Tentulah dipahami publik, bahwa untuk menantang petahana, paslon no.3 harus mengkampanyekan hal-hal baru, gagasan baru yang akan mereka jalankan dalam roda pemerintahannya demi meraih s,impati publik pemilih secara signifikan agar dapat merebut kekuasaan dari pasangan petahana. Maka, dalam konteks sedemikian ingin kita pahami upaya-upaya ‘kreatif’ yang muncul dari paslon no.3. Retorika “asal-baru” bahkan terkadang konyol sekalipun, dalam konteks kampanye dianggap, yah “wajar-wajar sebagai ide
Namun, menurut hemat saya, menjadi tidak wajar bila ide itu dipertentangkan justeru dengan realitas politik dan konsep-konsep yang sedang baru dinikmati publik, perihal good and clean governance, yang lama dianggap lalai diimplementasikan, dan dalam hal ini good aand clean governance direduksikan (di-remeh-temekan) justeru dengan sebuah gagasan “sempalan” atau bagian-kecil dari gerakan besar dan fundamental good and clean governance.

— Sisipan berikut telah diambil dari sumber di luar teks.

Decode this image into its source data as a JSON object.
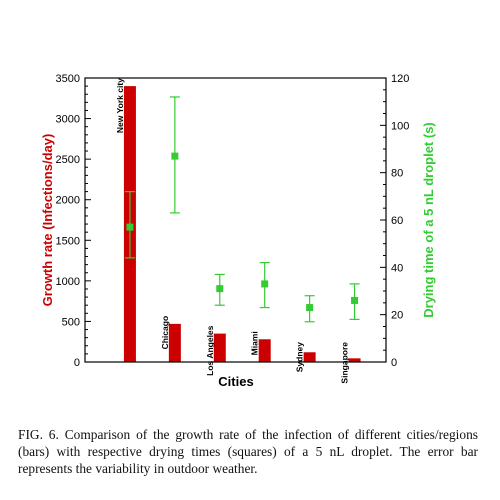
{
  "chart_data": {
    "type": "bar",
    "categories": [
      "New York city",
      "Chicago",
      "Los Angeles",
      "Miami",
      "Sydney",
      "Singapore"
    ],
    "xlabel": "Cities",
    "series": [
      {
        "name": "Growth rate",
        "kind": "bar",
        "axis": "left",
        "color": "#cc0000",
        "values": [
          3400,
          470,
          350,
          280,
          120,
          45
        ]
      },
      {
        "name": "Drying time",
        "kind": "point",
        "axis": "right",
        "color": "#33cc33",
        "values": [
          57,
          87,
          31,
          33,
          23,
          26
        ],
        "error_low": [
          44,
          63,
          24,
          23,
          17,
          18
        ],
        "error_high": [
          72,
          112,
          37,
          42,
          28,
          33
        ]
      }
    ],
    "left_axis": {
      "label": "Growth rate (Infections/day)",
      "color": "#cc0000",
      "range": [
        0,
        3500
      ],
      "ticks": [
        "0",
        "500",
        "1000",
        "1500",
        "2000",
        "2500",
        "3000",
        "3500"
      ]
    },
    "right_axis": {
      "label": "Drying time of a 5 nL droplet (s)",
      "color": "#33cc33",
      "range": [
        0,
        120
      ],
      "ticks": [
        "0",
        "20",
        "40",
        "60",
        "80",
        "100",
        "120"
      ]
    },
    "grid": false
  },
  "caption": "FIG. 6. Comparison of the growth rate of the infection of different cities/regions (bars) with respective drying times (squares) of a 5 nL droplet. The error bar represents the variability in outdoor weather."
}
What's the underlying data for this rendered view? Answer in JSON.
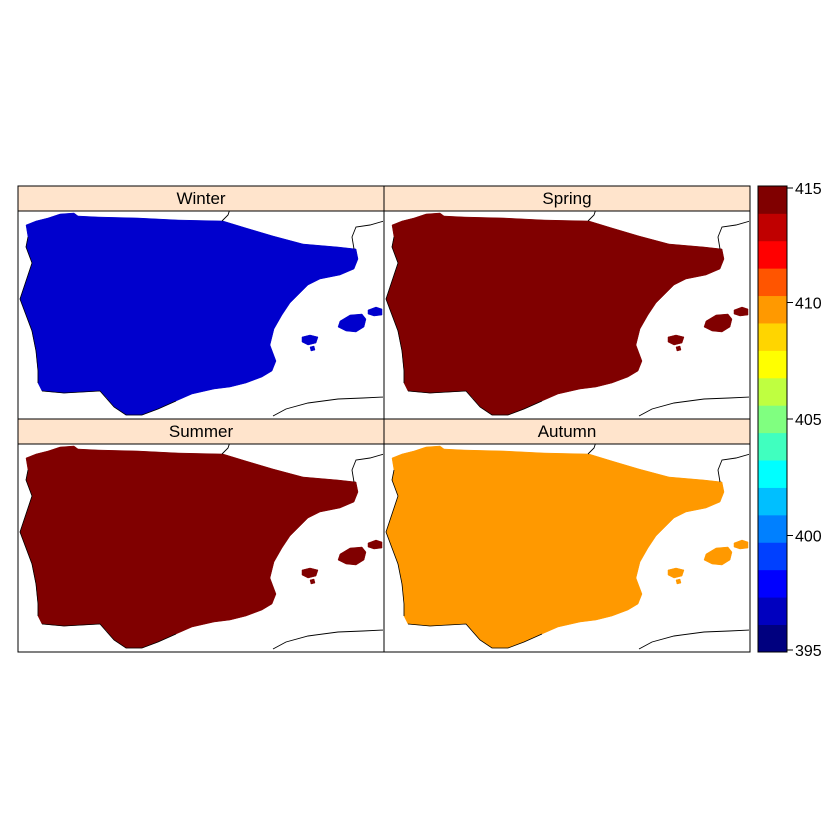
{
  "panels": [
    {
      "id": "winter",
      "title": "Winter",
      "fill": "#0000CD"
    },
    {
      "id": "spring",
      "title": "Spring",
      "fill": "#800000"
    },
    {
      "id": "summer",
      "title": "Summer",
      "fill": "#800000"
    },
    {
      "id": "autumn",
      "title": "Autumn",
      "fill": "#FF9900"
    }
  ],
  "strip_color": "#FFE4CC",
  "colorkey": {
    "range": [
      395,
      415
    ],
    "tick_labels": [
      "395",
      "400",
      "405",
      "410",
      "415"
    ],
    "colors": [
      "#00007F",
      "#0000BF",
      "#0000FF",
      "#0040FF",
      "#0080FF",
      "#00BFFF",
      "#00FFFF",
      "#40FFBF",
      "#80FF80",
      "#BFFF40",
      "#FFFF00",
      "#FFD500",
      "#FF9900",
      "#FF5500",
      "#FF0000",
      "#C00000",
      "#800000"
    ]
  }
}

Namun, tentang “open governance” yang dikampanyekan Anies Baswedan, bukan hanya membingungkan paslon petahana Ahok-Djarot yang juga merasa kebingunan “dengan istilah baru ini, tapi mungkin juga (terutama) interpretasi atasnya dan menjadi seolah sebuah “kriteria baru” yang diabaikan pemerinahan pasangan petahana.

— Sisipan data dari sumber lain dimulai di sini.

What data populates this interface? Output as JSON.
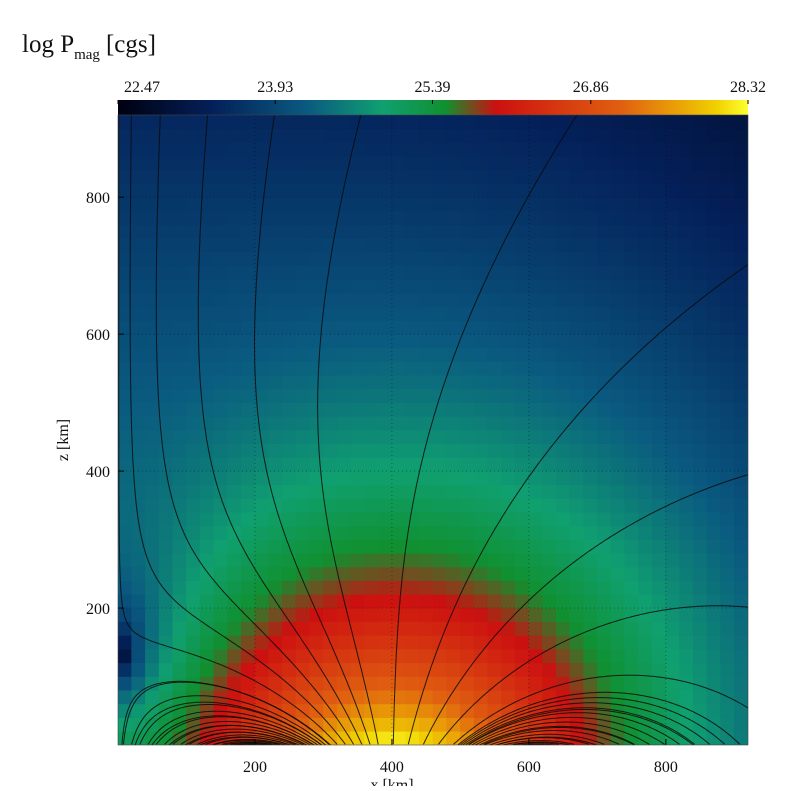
{
  "chart_data": {
    "type": "heatmap",
    "title": "log P",
    "title_subscript": "mag",
    "title_unit": "[cgs]",
    "xlabel": "x [km]",
    "ylabel": "z [km]",
    "xlim": [
      0,
      920
    ],
    "ylim": [
      0,
      920
    ],
    "xticks": [
      200,
      400,
      600,
      800
    ],
    "yticks": [
      200,
      400,
      600,
      800
    ],
    "grid": true,
    "colorbar": {
      "lim": [
        22.47,
        28.32
      ],
      "ticks": [
        22.47,
        23.93,
        25.39,
        26.86,
        28.32
      ]
    }
  }
}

Dalam tulisan singkat padatnya, David Saad Pemerintahan yang Terbuka Tata Kelola,
Right to Know Law, New Hampshire,. Center for Public Integrity, menerangkan hubungan open Government dan Good Governance. Saad mengatakan, “Untuk membuat pemerintah kita lebih terbuka, lebih mudah diakses, dan lebih bertanggung jawab. Saya menawarkan tiga ide berikut untuk perubahan legislatif yang akan membuat lebih mudah bagi kita untuk menggunakan hak kami untuk pemerintahan yang lebih terbuka dan transparan.
Pertama, tidak ada biaya untuk memeriksa catatan pemerintah. Catatan pemerintah kita milik rakyat dan warga negara seharusnya tidak dikenakan biaya untuk mendapatkan akses untuk catatan apa pun. Banyak warga akan kehabisan uang jauh sebelum mereka mencapai tujuan mereka. Bandingkan birokrasi kelurahan hingga provinsi era sebelum dan selama Ahok-Djarot.
Kedua, harus ada catatan (pemberitahuan2) setiap berpapasan semua papan publik, yang menyajikan pemberitahuan publik, sebaliknya tidak ada hal yang disimpan (ditutup-tutupi). Publik tetap punya pembanding.
Ketiga, meningkatkan penegakan hukum. Hukum hanya menjadi bermanfaat sejauh mekanisme penegakan hukum di lapangan untuk memastikan kepatuhan publik.